Vaessens’ werkelijkheidseffect in het realistische frame kan op één lijn geplaatst worden met deze illusie van autonomie van fictionaliteit. Het feit dat Emerson spreekt over een ‘illusie’, blijkt van groot belang wanneer wij kijken naar het moment waarop de tekstuele ervaring plaatsheeft.

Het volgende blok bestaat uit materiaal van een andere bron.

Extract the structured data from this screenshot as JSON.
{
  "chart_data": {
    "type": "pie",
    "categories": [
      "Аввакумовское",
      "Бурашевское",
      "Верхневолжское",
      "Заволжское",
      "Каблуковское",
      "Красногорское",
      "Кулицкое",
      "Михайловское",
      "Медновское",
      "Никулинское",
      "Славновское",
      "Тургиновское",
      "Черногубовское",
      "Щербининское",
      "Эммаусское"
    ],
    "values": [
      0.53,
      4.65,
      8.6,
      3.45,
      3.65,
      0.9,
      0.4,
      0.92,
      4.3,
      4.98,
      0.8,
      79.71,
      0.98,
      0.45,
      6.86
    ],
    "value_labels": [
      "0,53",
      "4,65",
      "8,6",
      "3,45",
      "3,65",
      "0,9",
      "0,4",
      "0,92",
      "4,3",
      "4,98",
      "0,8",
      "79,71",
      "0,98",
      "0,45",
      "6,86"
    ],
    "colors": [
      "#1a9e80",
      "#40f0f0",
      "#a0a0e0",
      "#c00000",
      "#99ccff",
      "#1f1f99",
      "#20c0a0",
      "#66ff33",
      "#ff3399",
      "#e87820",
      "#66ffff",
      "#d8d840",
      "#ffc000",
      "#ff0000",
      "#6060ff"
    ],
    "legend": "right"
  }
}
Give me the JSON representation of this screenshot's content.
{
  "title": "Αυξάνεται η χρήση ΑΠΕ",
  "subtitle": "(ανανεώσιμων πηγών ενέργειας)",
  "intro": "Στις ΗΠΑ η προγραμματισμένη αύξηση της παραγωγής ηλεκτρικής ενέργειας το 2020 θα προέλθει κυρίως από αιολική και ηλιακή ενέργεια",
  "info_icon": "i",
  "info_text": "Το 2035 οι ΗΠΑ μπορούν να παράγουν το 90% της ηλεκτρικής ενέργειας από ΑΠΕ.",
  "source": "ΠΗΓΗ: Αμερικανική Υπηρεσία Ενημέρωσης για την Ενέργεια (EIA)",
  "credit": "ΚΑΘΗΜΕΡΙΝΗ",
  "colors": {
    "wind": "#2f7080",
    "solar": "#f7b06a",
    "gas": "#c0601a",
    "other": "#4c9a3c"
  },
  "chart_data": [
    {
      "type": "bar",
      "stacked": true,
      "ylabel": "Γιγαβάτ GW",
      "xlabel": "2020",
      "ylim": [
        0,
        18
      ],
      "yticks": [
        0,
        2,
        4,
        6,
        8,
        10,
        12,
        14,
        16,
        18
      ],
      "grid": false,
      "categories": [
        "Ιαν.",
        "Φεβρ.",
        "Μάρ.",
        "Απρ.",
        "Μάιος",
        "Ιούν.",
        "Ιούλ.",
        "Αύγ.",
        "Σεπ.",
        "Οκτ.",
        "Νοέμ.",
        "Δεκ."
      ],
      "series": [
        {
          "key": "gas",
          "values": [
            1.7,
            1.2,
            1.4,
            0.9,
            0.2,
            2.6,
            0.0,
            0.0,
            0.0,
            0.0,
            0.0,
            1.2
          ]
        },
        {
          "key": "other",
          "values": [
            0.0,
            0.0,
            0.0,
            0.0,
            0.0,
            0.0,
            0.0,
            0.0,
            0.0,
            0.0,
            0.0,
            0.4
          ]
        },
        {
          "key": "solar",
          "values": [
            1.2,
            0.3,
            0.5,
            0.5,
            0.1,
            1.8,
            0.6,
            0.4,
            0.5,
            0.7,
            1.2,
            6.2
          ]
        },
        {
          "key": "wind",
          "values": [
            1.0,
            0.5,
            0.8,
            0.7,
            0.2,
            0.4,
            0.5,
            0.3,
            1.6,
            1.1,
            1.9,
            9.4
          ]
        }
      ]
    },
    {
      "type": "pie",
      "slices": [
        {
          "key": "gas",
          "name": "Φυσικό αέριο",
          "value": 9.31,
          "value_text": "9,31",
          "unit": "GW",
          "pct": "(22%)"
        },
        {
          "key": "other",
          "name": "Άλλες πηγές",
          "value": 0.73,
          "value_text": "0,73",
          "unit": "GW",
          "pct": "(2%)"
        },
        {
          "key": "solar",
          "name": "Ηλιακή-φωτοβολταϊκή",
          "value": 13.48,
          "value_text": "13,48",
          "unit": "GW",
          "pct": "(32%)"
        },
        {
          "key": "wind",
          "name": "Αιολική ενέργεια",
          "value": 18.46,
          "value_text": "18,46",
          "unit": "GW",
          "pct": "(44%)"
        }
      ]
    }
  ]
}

Terugkijkend naar de conceptvorming van de tekstuele ervaring, herinneren wij ons dat Ankersmit niet expliciet inging op de ontbinding van deze ervaring, tijdens de ervaring. Barthes’ visie op de staat van extase, de ultieme leeservaring, liet ons zien dat de lezer zowel zijn zelfbevestiging als zijn verlies ervaart in deze ultieme leeservaring. Volgens Barthes is de lezer op hetzelfde moment in staat om een tekst te lezen en de wereld die geschapen wordt in die tekst werkelijk te ervaren door de blik van de lezer, maar is hij zich ook bewust van het feit dat deze wereld reeds voorbij en ontastbaar is; dit noemde Barthes het verlies van de lezer. In paragraaf 1.6 is gesteld, dat betoogd kan worden dat het door het hyperreële karakter van de tekstuele ervaring komt, dat de lezer zijn eigen verlies verlangt en ervaart in de

tekstuele ervaring. Dit gevoel van verlies overvalt de lezer in de tekstuele ervaring, omdat deze lezer zich realiseert dat het niet de werkelijke wereld van het verleden is die hij ervaart, maar slechts een representatie van die wereld. De illusie die ontstaat in het chronotoop van Bakhtin dat Emerson omschrijft, is in dit opzicht overeenkomstig met het gevoelsmatige verlies tijdens de tekstuele ervaring zoals dat omschreven is in hoofdstuk 1. Echter stuiten wij hier op hetzelfde punt zoals wij dat eerder bij Vaessens aantroffen; de illusie die Emerson schetst, is weliswaar aan te tonen in een theoretische omschrijving van dit leesproces, maar deze illusie wordt niet als zodanig ervaren door de lezer. Er is tijdens het lezen – en het ervaren - van de tekst dus geen sprake van een bewust verlies bij de lezer.